GSA making ‘significant’ investments to automate FedRAMP processes
The General Services Administration’s Technology Transformation Services arm is making “significant” investments in automating security authorization processes for cloud service providers, Director Dave Zvenyach said on Wednesday.
Zvenyach said these new investments under the Federal Risk and Authorization Management Program (FedRAMP) will focus on automation, process improvements and additional resources to help plug gaps, as well as make agencies more aware of existing authorities to operate (ATOs).
FedRAMP approves secure cloud technologies for agencies’ reuse via ATOs. Onboarding new cloud service providers, however, carries significant costs, not only that of the initial authorization but also annual reassessments, significant change requests and continuous monitoring as well.
CSPs and CIOs regularly urge the FedRAMP Program Management Office to automate what processes they can to streamline onboarding, but investment hasn’t kept up with demand.
“As we add cloud service providers to FedRAMP, it ends up having a nonlinear cost,” Zvenyach said, during an ACT-IAC event.
TTS investments in automation, process improvements and additional resources will help plug gaps, as well as make agencies more aware of existing ATOs, he added.
The thousands of ATOs agencies already reuse save taxpayer dollars, improve security and lower vendors’ overhead costs.
TTS is collaborating with the FedRAMP PMO and Joint Authorization Board on process work, as well as the Federal CIO, CIO Council and Office of Management and Budget to ensure FedRAMP’s reciprocity with the Pentagon’s Cybersecurity Maturity Model Certification (CMMC) program. The Department of Defense‘s CIO office is already represented on the JAB, which makes things easier, Zvenyach said.
“This isn’t just a [General Services Administration] thing,” he said. “We really do need to have partnership.”
Tasked with improving the public’s digital experience with government, TTS is still responding to the pandemic, economic recovery, racial inequity and climate change in its work. Major investments are also being made to improve the security and usability of Login.gov, the government’s identity and authentication platform, Zvenyach said.
But now agencies including GSA also need to finalize return-to-office plans by July 19, as required by the Safer Federal Workforce Task Force.
Under Zvenyach’s leadership, TTS has adopted a “distributed-by-default” mindset.
“My experience is distributed by default is a better pattern than the hybrid approach,” Zvenyach said. “I think people should be distributed, or they should be in person. And we should try and think about how you use the best of each, rather than trying to blend them together.”
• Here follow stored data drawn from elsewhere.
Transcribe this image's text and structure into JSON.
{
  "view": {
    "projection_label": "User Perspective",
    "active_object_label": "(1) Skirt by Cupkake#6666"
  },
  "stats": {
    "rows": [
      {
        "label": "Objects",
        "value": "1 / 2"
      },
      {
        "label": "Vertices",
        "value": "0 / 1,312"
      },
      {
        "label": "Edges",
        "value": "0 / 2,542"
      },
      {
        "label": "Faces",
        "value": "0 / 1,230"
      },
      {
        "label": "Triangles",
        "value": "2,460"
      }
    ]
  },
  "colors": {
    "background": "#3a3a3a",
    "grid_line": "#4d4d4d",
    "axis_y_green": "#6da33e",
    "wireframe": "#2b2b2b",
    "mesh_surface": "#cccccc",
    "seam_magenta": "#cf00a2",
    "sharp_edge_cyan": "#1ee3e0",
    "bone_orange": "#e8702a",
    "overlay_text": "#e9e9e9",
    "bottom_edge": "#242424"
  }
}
People working in person shouldn’t receive more benefits than those who opt not to, which, in turn, allows TTS to focus on outcome delivery and measuring success, he added.
To that end, TTS has invested in collaboration tools, restructured how it conducts meetings and rethought results measurement to enable employees to live across the country in a more equitable, accessible work environment.
One downside to a more distributed workforce is feedback is harder to come by, so Zvenyach set up an anonymous, digital feedback form.
“I really do read all of the comments that come in,” he said.